Personal information
- Full name: Stefan Umjenovic
- Date of birth: 11 August 1995 (age 30)
- Place of birth: Austria
- Height: 1.89 m (6 ft 2 in)
- Position: Defensive midfielder

Team information
- Current team: Schwarz-Weiß Bregenz
- Number: 18

Youth career
- 2003–2009: FC Wolfurt
- 2009–2012: AKA Vorarlberg

Senior career*
- Years: Team / Apps / (Gls)
- 2012–2013: Lustenau 07 / 1 / (0)
- 2013–2017: Rheindorf Altach II / 100 / (9)
- 2013–2017: Rheindorf Altach / 2 / (0)
- 2017–2019: Floridsdorfer AC / 56 / (7)
- 2019: KPV / 4 / (0)
- 2020: Floridsdorfer AC / 13 / (0)
- 2020–2023: SV Lafnitz / 82 / (8)
- 2023–2024: DSV Leoben / 8 / (1)
- 2024: FC Dornbirn / 15 / (3)
- 2024–: Schwarz-Weiß Bregenz / 18 / (0)

= Stefan Umjenovic =

Austrian footballer

Stefan Umjenovic (born 11 August 1995) is an Austrian professional footballer who plays for Schwarz-Weiß Bregenz.

==Career==
===Club career===
On 12 August 2019, Umjenovic joined Finnish club Kokkolan Palloveikot on a contract for the rest of the year.
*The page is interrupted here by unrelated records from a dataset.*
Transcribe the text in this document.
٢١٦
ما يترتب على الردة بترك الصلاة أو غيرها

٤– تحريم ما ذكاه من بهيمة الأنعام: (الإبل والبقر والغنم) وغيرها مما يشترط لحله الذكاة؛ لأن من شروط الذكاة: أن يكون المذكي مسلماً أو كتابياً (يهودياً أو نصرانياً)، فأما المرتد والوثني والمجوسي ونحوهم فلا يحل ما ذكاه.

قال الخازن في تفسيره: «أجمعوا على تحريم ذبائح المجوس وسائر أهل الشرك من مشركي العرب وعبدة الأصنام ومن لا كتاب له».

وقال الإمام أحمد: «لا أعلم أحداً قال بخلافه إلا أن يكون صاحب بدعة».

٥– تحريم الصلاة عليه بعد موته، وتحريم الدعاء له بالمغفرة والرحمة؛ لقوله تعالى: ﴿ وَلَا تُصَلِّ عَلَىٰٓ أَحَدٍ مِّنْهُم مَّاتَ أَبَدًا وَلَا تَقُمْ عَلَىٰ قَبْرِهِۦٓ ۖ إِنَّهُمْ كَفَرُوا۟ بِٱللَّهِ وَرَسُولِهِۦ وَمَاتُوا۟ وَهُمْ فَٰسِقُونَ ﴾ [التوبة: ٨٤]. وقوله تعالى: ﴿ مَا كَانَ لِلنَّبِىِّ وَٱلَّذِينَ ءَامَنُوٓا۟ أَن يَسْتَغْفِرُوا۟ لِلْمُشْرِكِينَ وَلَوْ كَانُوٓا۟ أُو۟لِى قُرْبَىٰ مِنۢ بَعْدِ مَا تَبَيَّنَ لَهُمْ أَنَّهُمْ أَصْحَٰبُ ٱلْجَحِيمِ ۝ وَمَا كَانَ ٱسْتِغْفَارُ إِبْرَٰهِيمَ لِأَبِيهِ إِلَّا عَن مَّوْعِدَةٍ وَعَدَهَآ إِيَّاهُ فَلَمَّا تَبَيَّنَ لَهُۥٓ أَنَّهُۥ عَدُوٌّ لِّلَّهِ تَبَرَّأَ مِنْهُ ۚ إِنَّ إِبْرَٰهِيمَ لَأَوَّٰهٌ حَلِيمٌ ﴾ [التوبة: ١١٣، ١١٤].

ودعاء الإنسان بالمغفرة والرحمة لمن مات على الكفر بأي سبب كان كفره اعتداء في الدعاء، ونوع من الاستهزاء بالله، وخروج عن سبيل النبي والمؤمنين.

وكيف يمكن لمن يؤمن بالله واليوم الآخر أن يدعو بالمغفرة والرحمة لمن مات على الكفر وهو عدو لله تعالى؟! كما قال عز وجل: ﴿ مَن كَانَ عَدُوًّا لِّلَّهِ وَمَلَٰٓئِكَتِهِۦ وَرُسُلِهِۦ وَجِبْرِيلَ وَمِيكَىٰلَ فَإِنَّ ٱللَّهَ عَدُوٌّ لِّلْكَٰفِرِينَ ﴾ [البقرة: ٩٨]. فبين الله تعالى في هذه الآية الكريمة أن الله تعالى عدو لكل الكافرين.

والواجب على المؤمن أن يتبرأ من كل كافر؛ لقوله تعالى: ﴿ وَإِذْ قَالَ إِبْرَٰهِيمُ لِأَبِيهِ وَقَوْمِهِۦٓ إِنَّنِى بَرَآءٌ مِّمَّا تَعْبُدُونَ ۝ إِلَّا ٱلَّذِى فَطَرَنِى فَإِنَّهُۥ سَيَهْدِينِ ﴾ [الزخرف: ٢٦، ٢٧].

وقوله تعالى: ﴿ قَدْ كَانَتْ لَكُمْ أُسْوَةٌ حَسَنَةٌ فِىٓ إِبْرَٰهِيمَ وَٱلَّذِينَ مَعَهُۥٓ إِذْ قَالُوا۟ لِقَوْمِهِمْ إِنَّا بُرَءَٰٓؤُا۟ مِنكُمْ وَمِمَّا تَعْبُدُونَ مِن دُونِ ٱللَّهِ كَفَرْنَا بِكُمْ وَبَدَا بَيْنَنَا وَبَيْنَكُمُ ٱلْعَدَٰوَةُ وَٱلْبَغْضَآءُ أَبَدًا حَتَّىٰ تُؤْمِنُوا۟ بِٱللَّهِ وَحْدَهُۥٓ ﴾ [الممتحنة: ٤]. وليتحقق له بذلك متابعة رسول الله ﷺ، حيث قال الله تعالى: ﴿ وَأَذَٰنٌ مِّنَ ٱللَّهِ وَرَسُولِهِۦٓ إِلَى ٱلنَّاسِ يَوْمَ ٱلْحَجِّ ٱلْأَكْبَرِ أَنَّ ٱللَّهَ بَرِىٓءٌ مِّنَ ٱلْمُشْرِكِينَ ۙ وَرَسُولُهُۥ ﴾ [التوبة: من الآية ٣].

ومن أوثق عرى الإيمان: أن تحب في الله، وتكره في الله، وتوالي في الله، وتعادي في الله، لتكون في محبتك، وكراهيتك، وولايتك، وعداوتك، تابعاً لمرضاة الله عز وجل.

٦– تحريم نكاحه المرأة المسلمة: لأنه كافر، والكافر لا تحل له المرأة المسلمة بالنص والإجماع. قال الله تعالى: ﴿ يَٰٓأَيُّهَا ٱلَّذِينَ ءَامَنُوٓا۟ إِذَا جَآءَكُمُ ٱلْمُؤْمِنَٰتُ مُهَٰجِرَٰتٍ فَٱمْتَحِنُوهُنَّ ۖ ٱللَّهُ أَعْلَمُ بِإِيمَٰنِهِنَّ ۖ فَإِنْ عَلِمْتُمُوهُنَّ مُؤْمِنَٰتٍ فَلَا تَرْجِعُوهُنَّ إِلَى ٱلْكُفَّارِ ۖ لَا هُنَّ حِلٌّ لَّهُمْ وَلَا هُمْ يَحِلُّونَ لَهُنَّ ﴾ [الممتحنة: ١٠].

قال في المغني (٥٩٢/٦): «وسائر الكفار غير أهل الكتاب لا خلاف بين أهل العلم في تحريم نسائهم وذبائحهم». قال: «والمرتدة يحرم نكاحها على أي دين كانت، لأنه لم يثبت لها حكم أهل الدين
He then returned to Floridsdorfer AC in January 2020, before joining SV Lafnitz on 4 August 2020.

On 14 July 2023, Umjenovic signed a contract with Admiral 2nd League side DSV Leoben. In January 2024, he joined FC Dornbirn on a free transfer on a two-and-a-half-year contract.